Ce livre est paru le 18 août et il est passé un peu inaperçu. C'est dommage.
Beigbeder a eu la bonne idée de lui consacrer un article qui a attiré mon attention. Merci à lui. Comme il le dit, c'est le roman du Woke. J'allais dire que ce n'est pas triste. En fait c'est très triste. Car il s'agit d'une des pires défaites de la pensée, qu'Alan Bloom dénonçait déjà en 1987 dans son livre"L'âme désarmée" (magnifique et indispensable) alors qu'elle n'en était qu'a ses débuts et n'avait pas encore traversé l'Atlantique ( hélas TOUT traverse l'Atlantique, de McDonald's à QAnon).
Revenons à notre Voyant. Qui est-ce d'ailleurs ? L'auteur, le narrateur, le poète ?
Jean Roscoff, universitaire depuis peu en retraite, la vit mal. Il n'est pas remis de son divorce et se débat avec son alcoolisme. Et puis il a une idée pour sortir de son marasme: écrire la biographie d'un poète noir communiste américain, exilé en France dans les années 50, introduit dans les milieux existentialistes, mort dans un accident au début des années 60, Il a laissé une oeuvre confidentielle. Hélas il va s'attirer les foudres des Woke. Il se voit de manière insensée accusé de racisme, parce qu'il a présenté Robert Willow comme étant essentiellement un militant communiste, occultant ainsi selon ses détracteurs, la question de race : Willow était "racise" et Roscoff, en le présentant d'abord comme un communiste, nie le primat de la question raciale. C'est absurde ? Bien sûr, mais pas pour ce que l'auteur appelle les"Nouvelles Puissances" du politiquement correct. On notera d'ailleurs que ce faisant, Roscoff est pris dans un double bind : en n'insistant pas sur la notion de race, en la considérant comme secondaire, voire insignifiante, dans la tradition de l'universalisme des Lumières (idéologie de mâles blancs cisgenres morts...), il marque un racisme implicite, mais s'il avait privilégié cet aspect, il aurait pu être accusé d' "appropriation culturelle" de la souffrance des Noirs qu'il n'est pas légitime pour traiter, voire de néocolonialisme. Bref, d'un côté tu as tort, et de l'autre aussi. La meilleure chose à faire serait peut-être de se taire. Mais n'est-ce pas la marque d'une indifférence coupable ? Alors ? Se faire sepuku? Appropriation culturelle ! Remarquez, avec les Asiatiques, c'est moins grave.

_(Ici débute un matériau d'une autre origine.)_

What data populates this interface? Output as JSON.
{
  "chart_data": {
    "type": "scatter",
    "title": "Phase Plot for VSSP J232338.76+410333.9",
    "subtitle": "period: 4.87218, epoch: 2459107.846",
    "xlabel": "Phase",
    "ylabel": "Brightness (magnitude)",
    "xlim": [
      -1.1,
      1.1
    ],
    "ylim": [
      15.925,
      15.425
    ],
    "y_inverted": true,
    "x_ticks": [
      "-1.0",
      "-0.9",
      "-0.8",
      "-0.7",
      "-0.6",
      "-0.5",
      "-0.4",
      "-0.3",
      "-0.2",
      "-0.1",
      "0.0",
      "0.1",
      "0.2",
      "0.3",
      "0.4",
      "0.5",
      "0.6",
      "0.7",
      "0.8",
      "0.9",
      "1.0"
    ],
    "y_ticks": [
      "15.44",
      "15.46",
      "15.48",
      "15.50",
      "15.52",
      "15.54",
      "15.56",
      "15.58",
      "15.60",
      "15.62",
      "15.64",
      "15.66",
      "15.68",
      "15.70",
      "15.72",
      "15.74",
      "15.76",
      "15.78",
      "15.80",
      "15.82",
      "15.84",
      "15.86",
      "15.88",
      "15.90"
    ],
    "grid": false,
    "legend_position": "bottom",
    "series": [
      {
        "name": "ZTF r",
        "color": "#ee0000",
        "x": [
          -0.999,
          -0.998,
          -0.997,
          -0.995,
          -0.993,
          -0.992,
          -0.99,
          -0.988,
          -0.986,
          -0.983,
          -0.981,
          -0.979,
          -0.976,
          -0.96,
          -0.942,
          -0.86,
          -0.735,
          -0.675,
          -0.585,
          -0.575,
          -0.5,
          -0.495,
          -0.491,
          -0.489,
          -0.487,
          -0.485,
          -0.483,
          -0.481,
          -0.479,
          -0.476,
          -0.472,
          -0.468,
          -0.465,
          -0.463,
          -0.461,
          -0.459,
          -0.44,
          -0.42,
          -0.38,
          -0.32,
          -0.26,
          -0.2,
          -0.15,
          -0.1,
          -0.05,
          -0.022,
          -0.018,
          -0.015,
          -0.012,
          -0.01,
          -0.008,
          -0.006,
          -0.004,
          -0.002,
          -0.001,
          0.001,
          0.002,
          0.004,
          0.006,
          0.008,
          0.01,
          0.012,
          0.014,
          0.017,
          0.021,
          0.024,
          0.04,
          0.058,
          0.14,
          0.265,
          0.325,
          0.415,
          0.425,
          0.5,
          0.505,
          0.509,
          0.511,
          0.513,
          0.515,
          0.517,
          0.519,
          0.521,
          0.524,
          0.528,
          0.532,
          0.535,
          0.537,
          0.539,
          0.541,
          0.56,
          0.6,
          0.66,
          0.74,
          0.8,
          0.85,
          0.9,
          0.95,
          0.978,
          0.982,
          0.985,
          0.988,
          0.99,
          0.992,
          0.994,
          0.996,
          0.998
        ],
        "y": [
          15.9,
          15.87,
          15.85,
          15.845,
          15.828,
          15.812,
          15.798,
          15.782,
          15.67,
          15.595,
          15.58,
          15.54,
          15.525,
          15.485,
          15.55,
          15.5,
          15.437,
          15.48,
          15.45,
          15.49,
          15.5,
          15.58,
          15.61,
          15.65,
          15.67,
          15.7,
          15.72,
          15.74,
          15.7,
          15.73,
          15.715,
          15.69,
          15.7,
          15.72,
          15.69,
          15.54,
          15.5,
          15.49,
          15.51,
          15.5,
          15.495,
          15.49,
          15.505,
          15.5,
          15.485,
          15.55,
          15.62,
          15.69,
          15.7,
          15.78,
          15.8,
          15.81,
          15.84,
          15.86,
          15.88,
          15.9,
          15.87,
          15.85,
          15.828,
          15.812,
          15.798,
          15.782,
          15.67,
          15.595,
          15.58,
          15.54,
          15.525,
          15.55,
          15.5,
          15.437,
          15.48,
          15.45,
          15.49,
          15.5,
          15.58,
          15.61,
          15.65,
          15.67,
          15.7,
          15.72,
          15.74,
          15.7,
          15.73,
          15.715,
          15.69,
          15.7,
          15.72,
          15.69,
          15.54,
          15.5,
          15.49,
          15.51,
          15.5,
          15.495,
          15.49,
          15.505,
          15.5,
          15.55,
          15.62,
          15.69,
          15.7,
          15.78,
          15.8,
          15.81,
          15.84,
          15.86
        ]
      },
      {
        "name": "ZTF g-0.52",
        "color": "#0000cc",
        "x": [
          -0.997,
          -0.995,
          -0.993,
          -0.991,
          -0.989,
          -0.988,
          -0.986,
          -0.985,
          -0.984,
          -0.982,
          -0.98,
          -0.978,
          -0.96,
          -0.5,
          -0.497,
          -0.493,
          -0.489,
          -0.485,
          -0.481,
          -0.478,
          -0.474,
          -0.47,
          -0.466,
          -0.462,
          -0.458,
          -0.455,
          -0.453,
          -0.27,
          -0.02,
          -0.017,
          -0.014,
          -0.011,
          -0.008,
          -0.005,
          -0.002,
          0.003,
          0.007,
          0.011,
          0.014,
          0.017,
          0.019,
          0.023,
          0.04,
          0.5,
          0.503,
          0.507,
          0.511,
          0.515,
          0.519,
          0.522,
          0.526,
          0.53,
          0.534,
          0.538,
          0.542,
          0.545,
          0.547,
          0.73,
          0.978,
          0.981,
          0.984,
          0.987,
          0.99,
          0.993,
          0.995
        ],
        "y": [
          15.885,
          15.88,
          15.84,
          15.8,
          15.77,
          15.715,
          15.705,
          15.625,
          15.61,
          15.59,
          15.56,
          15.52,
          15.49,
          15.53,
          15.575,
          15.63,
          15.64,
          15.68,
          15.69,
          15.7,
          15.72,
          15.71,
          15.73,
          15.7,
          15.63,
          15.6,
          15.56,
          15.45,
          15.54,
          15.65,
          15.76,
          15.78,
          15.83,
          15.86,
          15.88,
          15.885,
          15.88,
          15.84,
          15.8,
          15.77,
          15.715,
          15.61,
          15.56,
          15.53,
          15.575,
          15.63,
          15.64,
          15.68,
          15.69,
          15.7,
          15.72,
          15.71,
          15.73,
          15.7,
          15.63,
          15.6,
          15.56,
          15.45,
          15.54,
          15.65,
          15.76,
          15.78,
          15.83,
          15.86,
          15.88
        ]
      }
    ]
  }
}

Coupable, forcément coupable comme disait Marguerite, il ne s'en sortira pas et connaît une véritable descente aux enfers. (Elle m'a un peu fait penser au sort du trader, protagoniste de"
le bûcher des vanités" de
Tom Wolfe). le point d'orgue de sa persécution sera une interview radiophonique (sur laquelle il comptait naïvement pour pouvoir présenter sa version des choses )par un journaliste qui répond au nom de Vichinski (on apprécie le clin d'oeil, et in ne s'étonne pas que les choses tournent au procès de Moscou). Dans la bonne tradition inquisitoriale, Roscoff fera-t-il l'autocritique à laquelle le poussent ses proches ? Pourrait-elle le sauver d'ailleurs ? La Sainte Inquisition poursuivait les actes, non les personnes pour ce qu'elles étaient. Les choses ont changé.
A noter que le pauvre Roscoff souffre d'autant plus que ses convictions personnelles et son passé militant lui rendent les reproches qu'on lui fait plus pénibles et qu'elles l'empêchent de se défendre de manière efficace. Un homme de droite aurait certes souffert de la persécution mais elle ne l'aurait pas étonné, venant de gens qu'il méprise et déteste de toute façon. Et il aurait pu se défendre en s'appuyant sur les médias et les partis de droite. Par exemple il aurait pu donner son interview à CNews où il aurait été bien accueilli.
Arrêtons-nous là, je ne raconterai pas la fin, j'en ai peut-être déjà trop dit. Disons seulement que le dernier chapitre réserve une sacrée surprise
On apprend beaucoup de choses, hélas exactes, sur la nouvelle idéologie. On aimerait en rire, mais les choses ne restent jamais drôles longtemps face au front de taureau de la bêtise triomphante.